Sternsingertreffen in Wieselburg

Eisig, kalt und feucht hatten es heuer die Hl. Drei Könige auf ihrem Weg von Haus zu Haus. 11.500 Kinder waren in der Diözese St. Pölten im Dienste der guten Sache unterwegs, verkündeten die Botschaft von der Geburt des Herrn und sammelten für Notleidende auf aller Welt. Als kleines Dankeschön für ihren Einsatz lud die Katholische Jungschar die fleißigen Sternsinger am Samstag, dem 7. Jänner 2006 zu einem Treffen in die Europahalle am Wieselburger Messegelände. Pfarrer Peter Bösendorfer feierte mit den über 300 TeilnehmerInnen einen Gottesdienst in der Messehalle. Für die musikalische Gestaltung sorgten die "Tonartisten" aus Steinakirchen.

"Sternsinger bezeugen Frieden und Gerechtigkeit"

"Wo Menschen sich aufmachen, um zu helfen, finden sie Jesus", so der Seelsorger zu den Buben und Mädchen. Die drei Weisen haben mit Jesus einen ganz anderen König gefunden als sie vielleicht erwartet hätten, verdeutlichte Bösendorfer im Predigtgespräch mit den Kindern die Armut des Jesuskindes. Als Christen wären wir aufgerufen es Jesus gleich zu tun - Frieden und Gerechtigkeit zu bezeugen und Menschen zu helfen, denen es nicht so gut geht. Genau diesem Auftrag kämen die Sternsinger mit der Verkündigung der frohen Botschaft von Jesu Geburt und dem Sammeln von Geld für Menschen in Not nach.

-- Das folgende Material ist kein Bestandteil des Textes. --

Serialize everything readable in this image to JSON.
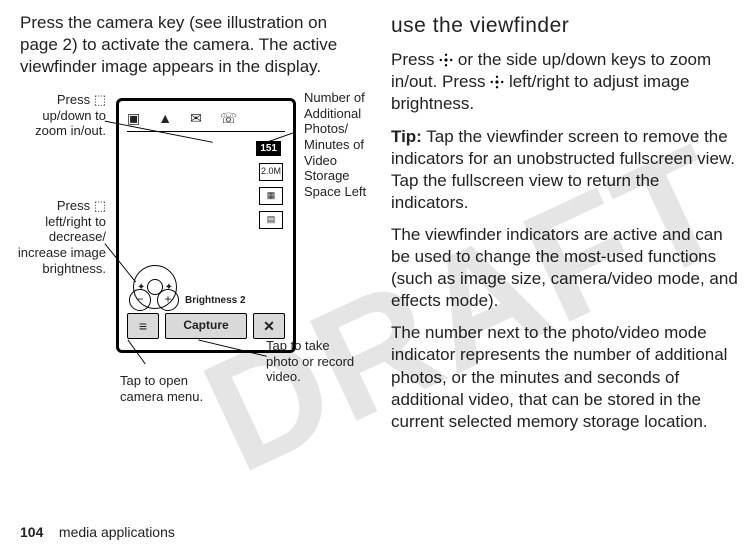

Vergangenes Jahr brachten es die Sternsinger in der Diözese St. Pölten auf 1,2 Mio. Euro. Gudrun Langmann, Leiterin der Dreikönigsaktion bei der Kath. Jungschar hofft wieder auf ein gutes Ergebnis: "Einige Gruppen sind noch unterwegs. In einigen Wochen wissen wir mehr." Unterstützt wird 2006 schwerpunktmäßig die Friedensarbeit mit Kindern und Jugendlichen in Kolumbien, die in bürgerkriegsähnlichen Verhältnissen aufwachsen müssen.

Der Sinn der Dreikönigsaktion dürfe aber nicht nur aufs Spendensammeln reduziert werden, betont Langmann. Dem Sternsingen liege nach wie vor der Gedanke zugrunde, die Friedens- und Segenswünsche zu den Menschen zu bringen. Damit die Buben und Mädchen auch etwas Gutes zurückbekommen, gibt es seit einigen Jahren das Sternsingertreffen. "Wir wollen den Kindern die Möglichkeit bieten, das Weltumspannende zu erfahren", sagt Langmann.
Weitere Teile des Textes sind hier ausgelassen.